A new extension, <dkhm:id-verification>, will be incorporated into contact.create, contact.update, and contact.info. This extension will support values of eid, verified, rejected, pending or undverified, with no additional information required. The update triggered by this extension will include modifications to existing contact information based on changes in ID verification status.

Supported Identity Validation Statuses

  • eid indicates that verification has been completed using electronic identification.
  • verified indicates that verification has been performed, and relevant documentation has been reviewed and approved by Punktum dk.
  • rejected indicates that verification has been performed, and relevant documentation has been reviewed and rejected by Punktum dk.
  • pending indicates that verifcication has been requested and currently awaits a response from the contact.
  • unverified indicates that verification has not been completed nor initiated on the contact.

The reason for distinguishing between electronic (eID) and documentation-based means of verifcation is due to the fact that using eID solutions provides instantaneous verification of the contact, compared to document-based identity verification, where a waiting period will occur while awaiting receiving documentation from the contact.

In cases where Punktum dk is responsible for performing the verification process, the pending status will be relevant to allow the registrar to follow the ongoing status of the verification process.

Notification of Verification Status Changes

As the verification handled by Punktum dk requires actions to be performed by the contact, the registrar needs to be informed as soon as the verification status changes. Notifications on status changes will be issued to the registrar without delay via poll messaging or email, based on the specific communication settings configured in the Registrar Portal.

Limitations

  • Registrars are only able to provide statuses eid, verified and unverified during contact creation. pending and rejected are statuses reserved for Punktum dk verification process.
  • After a contact has been assigned the status of eid or verified, these statuses are immutable and cannot be altered

Questions

  • Is it relevant for registrars to be able to update contact verification status from unverified to verified or eid on already existing contacts?
  • Should pending identity verification requests fall back to status unverified upon expiration or would a status expired be useful?

Providing Feedback

Your input is valuable in refining and improving the Contact Identity Verification Draft. If you have suggestions, comments, or concerns, we encourage you to share your feedback. Your contributions can help enhance the clarity, effectiveness, and completeness of the document.

How to Provide Feedback

  1. GitHub Issues:

    • The preferred method for submitting feedback is through GitHub Issues.
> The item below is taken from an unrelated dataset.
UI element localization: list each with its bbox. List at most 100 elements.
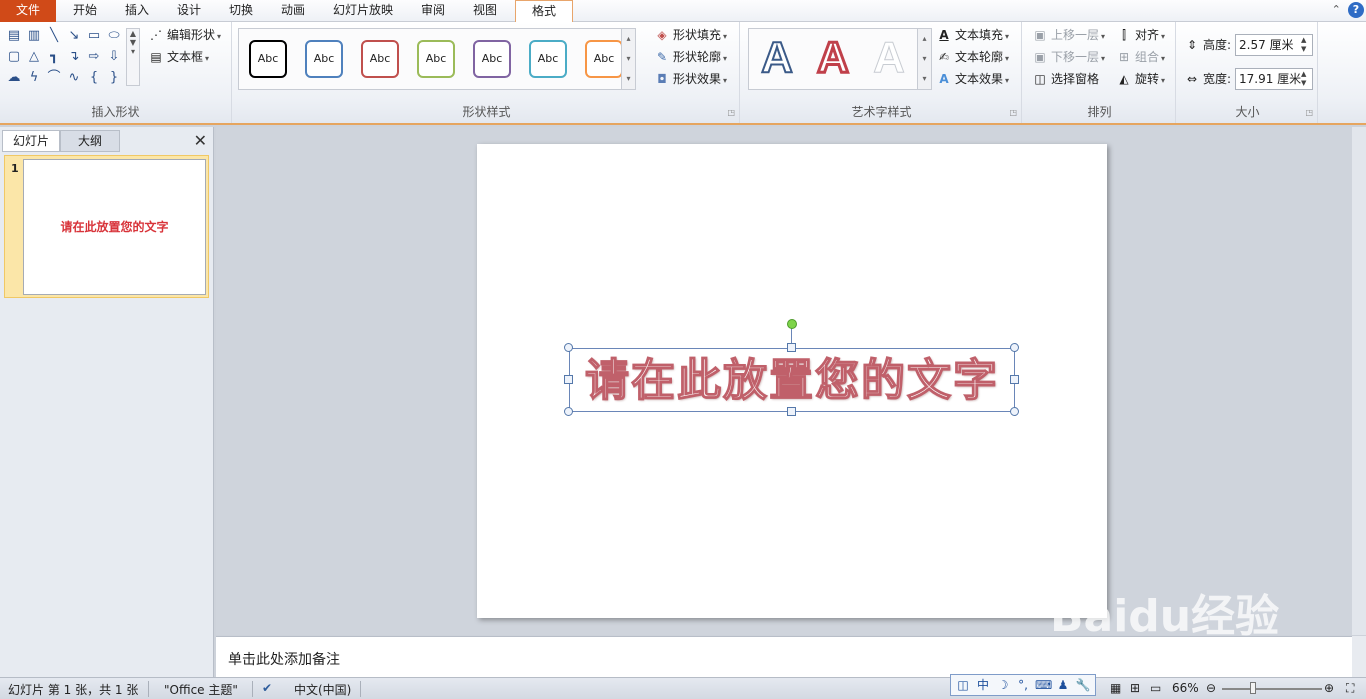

Visit the repository's issue tracker and create a new issue.
    • Clearly outline your feedback, providing specific details and context where necessary.
    • Tag the issue appropriately, such as "enhancement," "clarification," or "bug," to help categorize and prioritize the feedback.

  2. Pull Requests:

    • If you have concrete suggestions for changes or improvements, you can submit a pull request.
    • Fork the repository, make your changes, and submit a pull request for review.
    • Include a brief description of the changes made and the rationale behind them.
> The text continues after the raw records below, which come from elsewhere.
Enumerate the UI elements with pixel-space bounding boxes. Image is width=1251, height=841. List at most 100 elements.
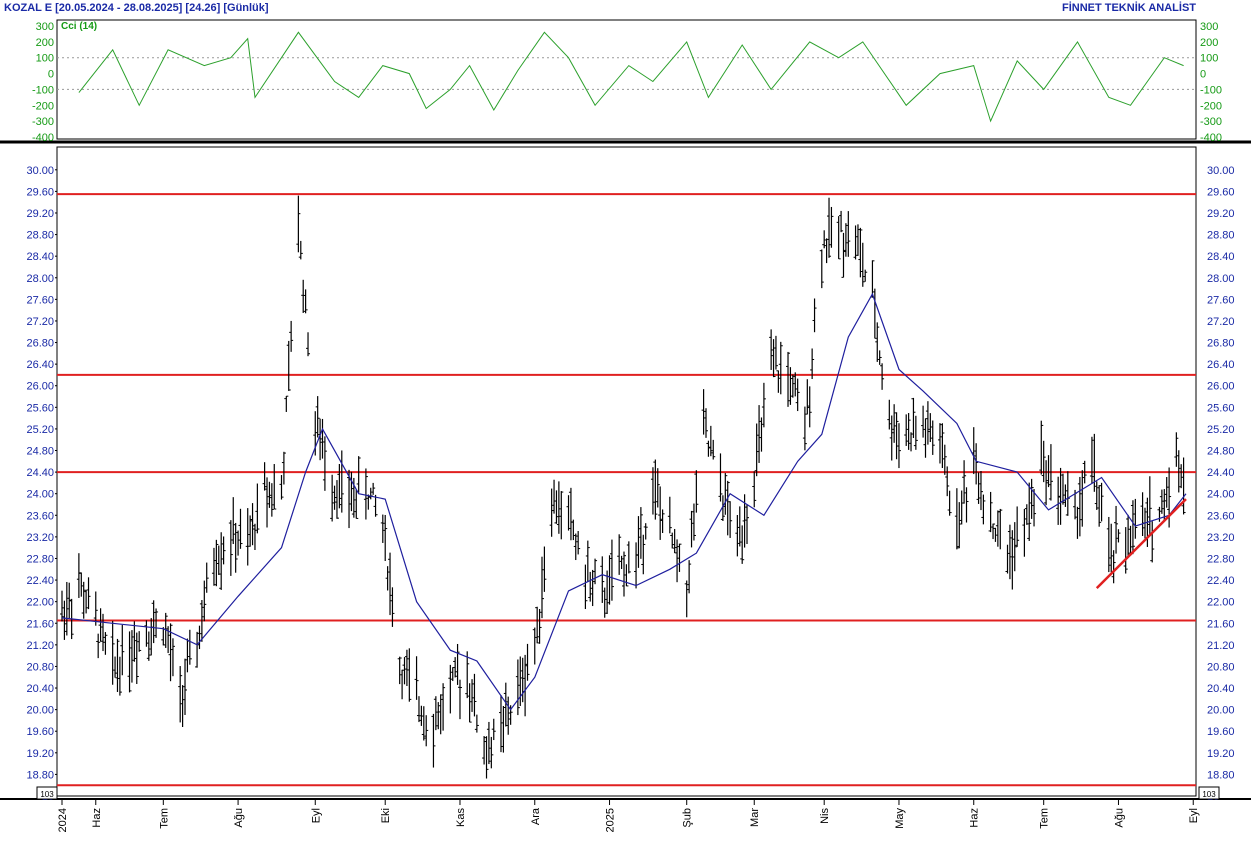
ohlc-bar bbox=[1063, 484, 1068, 507]
ohlc-bar bbox=[356, 456, 361, 493]
ohlc-bar bbox=[216, 545, 221, 575]
ohlc-bar bbox=[658, 486, 663, 540]
ohlc-bar bbox=[267, 481, 272, 508]
ohlc-bar bbox=[474, 714, 479, 733]
cci-tick-right: 200 bbox=[1200, 37, 1218, 49]
ohlc-bar bbox=[725, 480, 730, 536]
ohlc-bar bbox=[238, 508, 243, 549]
ohlc-bar bbox=[1157, 506, 1162, 522]
ohlc-bar bbox=[255, 483, 260, 534]
x-tick-label: Eki bbox=[380, 808, 392, 823]
ohlc-bar bbox=[110, 620, 115, 685]
ohlc-bar bbox=[424, 715, 429, 747]
ohlc-bar bbox=[588, 571, 593, 602]
price-tick-right: 20.80 bbox=[1207, 661, 1235, 673]
ohlc-bar bbox=[995, 510, 1000, 547]
ohlc-bar bbox=[269, 483, 274, 517]
ohlc-bar bbox=[752, 471, 757, 508]
ohlc-bar bbox=[236, 530, 241, 556]
ohlc-bar bbox=[653, 459, 658, 520]
price-tick-right: 26.80 bbox=[1207, 338, 1235, 350]
ohlc-bar bbox=[998, 508, 1003, 550]
x-tick-label: Haz bbox=[969, 808, 981, 828]
ohlc-bar bbox=[467, 683, 472, 723]
ohlc-bar bbox=[515, 659, 520, 716]
cci-tick-right: 0 bbox=[1200, 69, 1206, 81]
ohlc-bar bbox=[407, 648, 412, 702]
ascending-trendline bbox=[1095, 498, 1187, 590]
ohlc-bar bbox=[655, 468, 660, 508]
ohlc-bar bbox=[221, 536, 226, 565]
price-tick-right: 28.40 bbox=[1207, 251, 1235, 263]
ohlc-bar bbox=[921, 405, 926, 438]
ohlc-bar bbox=[827, 197, 832, 258]
ohlc-bar bbox=[708, 425, 713, 457]
indicator-panel-frame bbox=[56, 19, 1197, 140]
ohlc-bar bbox=[103, 632, 108, 655]
ohlc-bar bbox=[486, 721, 491, 765]
price-tick-left: 21.60 bbox=[26, 618, 54, 630]
ohlc-bar bbox=[638, 507, 643, 559]
ohlc-bar bbox=[76, 553, 81, 598]
ohlc-bar bbox=[634, 542, 639, 589]
ohlc-bar bbox=[626, 541, 631, 574]
ohlc-bar bbox=[875, 322, 880, 362]
cci-tick-left: -300 bbox=[32, 116, 54, 128]
cci-tick-left: 300 bbox=[36, 21, 54, 33]
ohlc-bar bbox=[354, 489, 359, 519]
x-tick-label: Tem bbox=[1039, 808, 1051, 829]
ohlc-bar bbox=[501, 705, 506, 753]
ohlc-bar bbox=[1130, 500, 1135, 555]
price-chart[interactable]: 300 300 200 200 100 100 0 0 -100 -100 -200 -200 -300… bbox=[0, 0, 1251, 841]
ohlc-bar bbox=[892, 404, 897, 443]
ohlc-bar bbox=[590, 569, 595, 607]
ohlc-bar bbox=[1044, 460, 1049, 506]
ohlc-bar bbox=[863, 269, 868, 282]
ohlc-bar bbox=[1106, 516, 1111, 573]
ohlc-bar bbox=[571, 519, 576, 541]
ohlc-bar bbox=[537, 609, 542, 644]
ohlc-bar bbox=[860, 242, 865, 287]
ohlc-bar bbox=[643, 523, 648, 540]
ohlc-bar bbox=[728, 501, 733, 538]
price-tick-left: 26.00 bbox=[26, 381, 54, 393]
ohlc-bar bbox=[954, 488, 959, 550]
ohlc-bar bbox=[689, 510, 694, 548]
price-tick-left: 25.20 bbox=[26, 424, 54, 436]
ohlc-bar bbox=[896, 423, 901, 469]
ohlc-bar bbox=[1140, 492, 1145, 537]
ohlc-bar bbox=[819, 249, 824, 289]
ohlc-bar bbox=[993, 527, 998, 542]
price-tick-right: 27.20 bbox=[1207, 316, 1235, 328]
ohlc-bar bbox=[149, 618, 154, 656]
ohlc-bar bbox=[371, 482, 376, 495]
ohlc-bar bbox=[855, 224, 860, 256]
ohlc-bar bbox=[289, 320, 294, 352]
ohlc-bar bbox=[745, 504, 750, 544]
ohlc-bar bbox=[1116, 529, 1121, 543]
ohlc-bar bbox=[1162, 489, 1167, 520]
ohlc-bar bbox=[761, 382, 766, 428]
ohlc-bar bbox=[84, 589, 89, 614]
price-tick-right: 18.80 bbox=[1207, 769, 1235, 781]
cci-tick-left: 200 bbox=[36, 37, 54, 49]
cci-tick-left: -400 bbox=[32, 132, 54, 144]
ohlc-bar bbox=[694, 470, 699, 513]
ohlc-bar bbox=[129, 630, 134, 683]
ohlc-bar bbox=[1041, 440, 1046, 483]
ohlc-bar bbox=[482, 736, 487, 765]
ohlc-bar bbox=[1181, 457, 1186, 515]
ohlc-bar bbox=[315, 396, 320, 438]
price-tick-left: 22.00 bbox=[26, 597, 54, 609]
ohlc-bar bbox=[911, 397, 916, 439]
x-tick-label: Ağu bbox=[1114, 808, 1126, 828]
ohlc-bar bbox=[197, 625, 202, 650]
price-tick-left: 28.40 bbox=[26, 251, 54, 263]
ohlc-bar bbox=[101, 613, 106, 652]
ohlc-bar bbox=[684, 580, 689, 618]
x-tick-label: Kas bbox=[455, 808, 467, 827]
price-tick-left: 28.80 bbox=[26, 230, 54, 242]
ohlc-bar bbox=[853, 225, 858, 260]
ohlc-bar bbox=[1027, 482, 1032, 541]
ohlc-bar bbox=[549, 488, 554, 537]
  3. Contacting Punktum dk:

    • If you prefer direct communication, you can reach out to Punktum dk through the contact information provided on our official website or relevant communication channels.

Your feedback is essential in ensuring the Contact Identity Verification Draft meets the needs of its users. Punktum dk appreciates your time and effort in contributing to the refinement of this important document.

Document History

Revision: 1.0 Date: 2024-03-08 Notes: Initial draft version.